A turma da política agora está fazendo o “rapa” nos cofres de Brasília?!

Redação Diário | Diário Botucatu
Henrique Meirelles, um ministro preocupado:
o rombo do Governo não para de crescer

Ele é o porta voz da parte mais antipática da crise política.

O ministro da fazenda Henrique Meirelles começa a dar sinais de que está ficando incomodado com o descontrole das contas públicas, causado pela falta de gestão eficiente dos cofres públicos por parte da desesperada caneta presidencial. É ele que precisa ir para a televisão e para os jornais falar de aumento de impostos para cobrir o rombo. E tomar dedo na cara em público do empresariado e da classe média.

 

Henrique Meireles, o ministro da Fazenda, hoje é um homem desesperado tentando compreender as demandas nem sempre justificáveis dos políticos para recalcular o déficit orçamentário previsto pelo governo federal para 2017 e rever a meta para 2018.

Tudo por causa da gastança desenfreada feita nos últimos 60 dias para comprar o apoio de deputados, senadores e governadores que tem influência sobre a motivação de voto dos parlamentares em relação às iniciativas de interesse político do grupo do PMDB que comanda o Palácio do Planalto.

Em Brasília, qualquer canetada coletiva – aquelas que pagam a conta dos compromissos que não podem ser revelados publicamente – significa alguns bilhões de reais a mais para o Brasil ficar devendo, uma conta sempre dividida entre todos os brasileiros.

Um governo que tem coragem de propor reformas, se intitulando avalista de um novo Brasil: apesar de não ter credibilidade suficiente para isso, aliás, nenhuma credibilidade.

Mas em Brasília o que menos importa hoje é a credibilidade, o que mais interessa é garantir o caixa de campanha para 2018.

Um governo que agora quer privatizar empresas públicas a “toque de caixa” para cobrir o rombo, como se a gente não soubesse qual é o real interesse que está por trás desse tipo de iniciativa, principalmente por saber como funciona o terceiro andar do Palácio do Planalto.

A impressão que dá – praticamente uma certeza cristalina – é que o “rapa” já começou, aliás, nunca parou, nem mesmo com a Lava Jato.

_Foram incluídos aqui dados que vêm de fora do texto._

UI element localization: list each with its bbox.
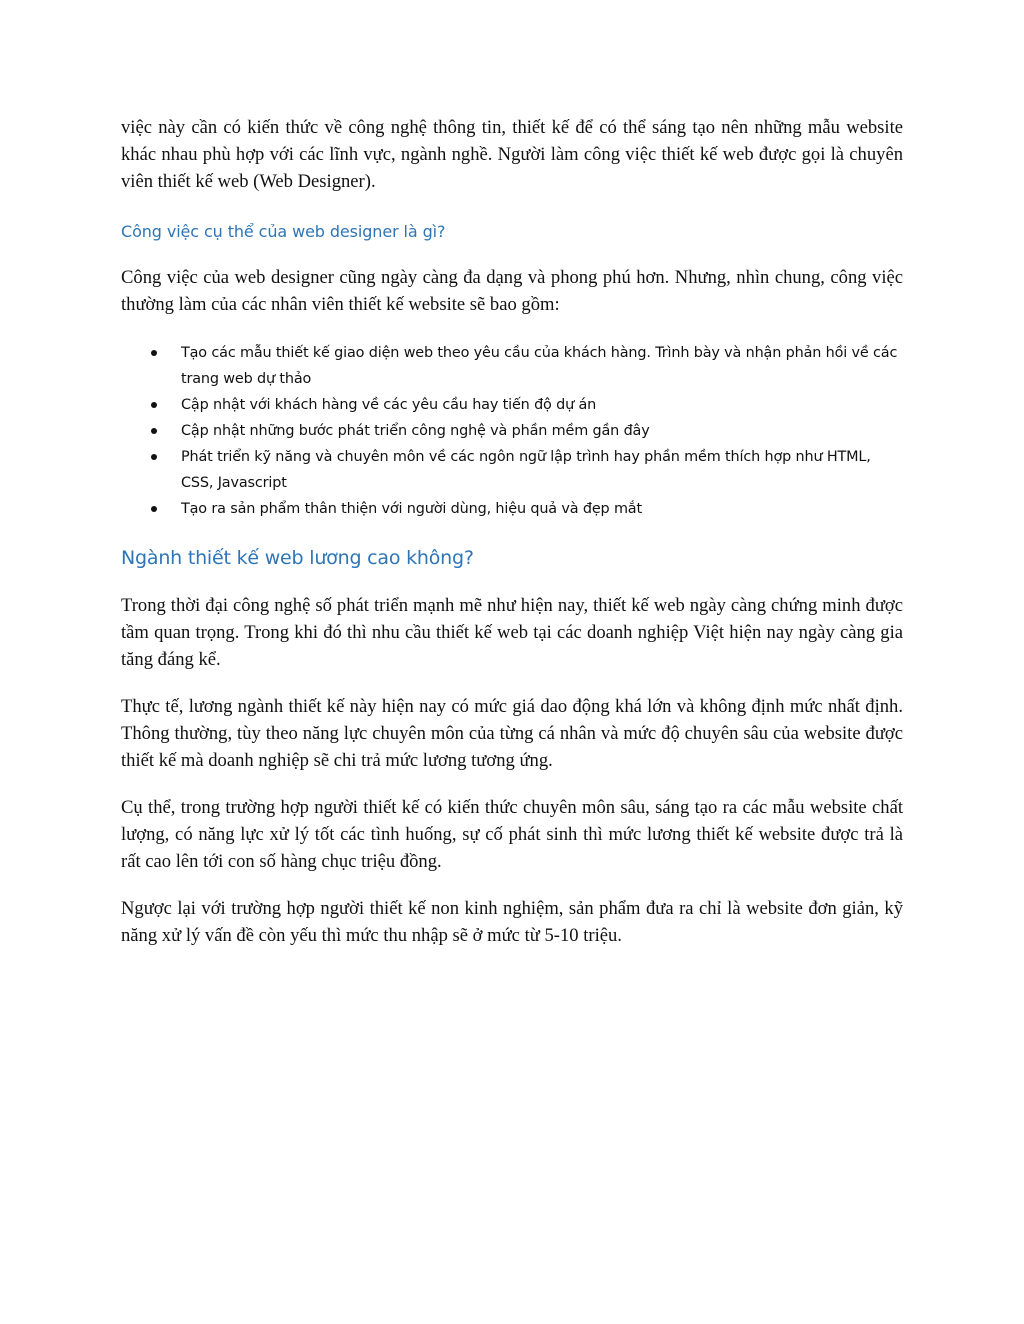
list-item-text: Tạo các mẫu thiết kế giao diện web theo yêu cầu của khách hàng. Trình bày và nhận phản hồi về các trang web dự thảo bbox=[181, 345, 898, 387]
section-heading-salary: Ngành thiết kế web lương cao không? bbox=[121, 547, 474, 569]
salary-paragraph-3: Cụ thể, trong trường hợp người thiết kế có kiến thức chuyên môn sâu, sáng tạo ra các mẫu website chất lượng, có năng lực xử lý tốt các tình huống, sự cố phát sinh thì mức lương thiết kế website được trả là rất cao lên tới con số hàng chục triệu đồng. bbox=[121, 797, 903, 872]
list-item bbox=[181, 444, 903, 496]
bullet-icon bbox=[151, 506, 157, 512]
list-item bbox=[181, 496, 903, 522]
job-duties-list bbox=[121, 340, 903, 522]
list-item-text: Cập nhật những bước phát triển công nghệ và phần mềm gần đây bbox=[181, 423, 650, 439]
list-item bbox=[181, 340, 903, 392]
salary-paragraph-4: Ngược lại với trường hợp người thiết kế non kinh nghiệm, sản phẩm đưa ra chỉ là website đơn giản, kỹ năng xử lý vấn đề còn yếu thì mức thu nhập sẽ ở mức từ 5-10 triệu. bbox=[121, 898, 903, 946]
section-heading-job-description: Công việc cụ thể của web designer là gì? bbox=[121, 222, 446, 241]
bullet-icon bbox=[151, 350, 157, 356]
list-item bbox=[181, 418, 903, 444]
document-page bbox=[121, 114, 903, 949]
list-item-text: Cập nhật với khách hàng về các yêu cầu hay tiến độ dự án bbox=[181, 397, 597, 413]
bullet-icon bbox=[151, 454, 157, 460]
list-item-text: Tạo ra sản phẩm thân thiện với người dùng, hiệu quả và đẹp mắt bbox=[181, 501, 642, 517]
bullet-icon bbox=[151, 428, 157, 434]
intro-paragraph: việc này cần có kiến thức về công nghệ thông tin, thiết kế để có thể sáng tạo nên những mẫu website khác nhau phù hợp với các lĩnh vực, ngành nghề. Người làm công việc thiết kế web được gọi là chuyên viên thiết kế web (Web Designer). bbox=[121, 117, 903, 192]
bullet-icon bbox=[151, 402, 157, 408]
salary-paragraph-2: Thực tế, lương ngành thiết kế này hiện nay có mức giá dao động khá lớn và không định mức nhất định. Thông thường, tùy theo năng lực chuyên môn của từng cá nhân và mức độ chuyên sâu của website được thiết kế mà doanh nghiệp sẽ chi trả mức lương tương ứng. bbox=[121, 696, 903, 771]
salary-paragraph-1: Trong thời đại công nghệ số phát triển mạnh mẽ như hiện nay, thiết kế web ngày càng chứng minh được tầm quan trọng. Trong khi đó thì nhu cầu thiết kế web tại các doanh nghiệp Việt hiện nay ngày càng gia tăng đáng kể. bbox=[121, 595, 903, 670]
list-item bbox=[181, 392, 903, 418]
job-paragraph: Công việc của web designer cũng ngày càng đa dạng và phong phú hơn. Nhưng, nhìn chung, công việc thường làm của các nhân viên thiết kế website sẽ bao gồm: bbox=[121, 267, 903, 315]
list-item-text: Phát triển kỹ năng và chuyên môn về các ngôn ngữ lập trình hay phần mềm thích hợp như HTML, CSS, Javascript bbox=[181, 449, 871, 491]
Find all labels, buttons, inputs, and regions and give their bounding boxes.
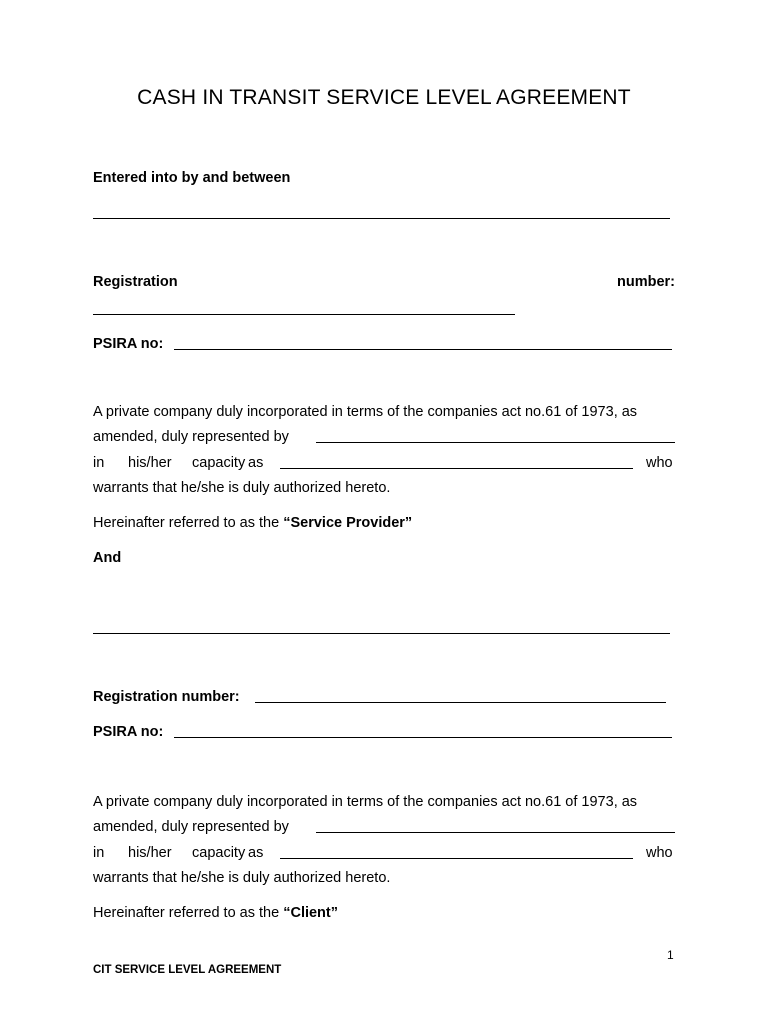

A turma de Michel Temer sabe que faz parte de um governo em contagem regressiva.

O assalto aos cofres públicos está sendo feito em 2017 com a liberação a toque de caixa de obras cuja concorrência foi feita há mais de três anos. E a gente também sabe como são feitas essas concorrências de obras carimbadas de deputados combinadas com ministros, acertadas num jantarzinho entre dois assessores em qualquer corredor ou restaurante caro de Brasília.

E a gente também sabe – com todas as letras e números envolvidos (está em tudo quanto é lista de bandido que aparece nos meios de comunicação) – com quem joga no Congresso Nacional essa turma pesada que está fechadinha com o presidente Michel Temer.

Sabe desde o tempo em que ele chegou lá com pose de jurista importante em SP. E foi muito bem recebido pela turma do Sérgio Cabral, que adora ter amigo paulista importante, principalmente se for doutor ou intelectual respeitado. Mas também levou um monte de paulista da capital e do interior pra fazer parte da festa.

Do mesmo jeito que o Lula fez. Do mesmo jeito que a Dilma fez. E também aquela turma que ficava em volta do governo FHC, do governo Itamar, do governo Collor, do Governo Sarney e até da própria ditadura militar. É a mesma turma de sempre. Me desculpem os bons, mas agora precisa trocar de geração.

Tenha um bom dia.
Independente da profissão que você escolheu.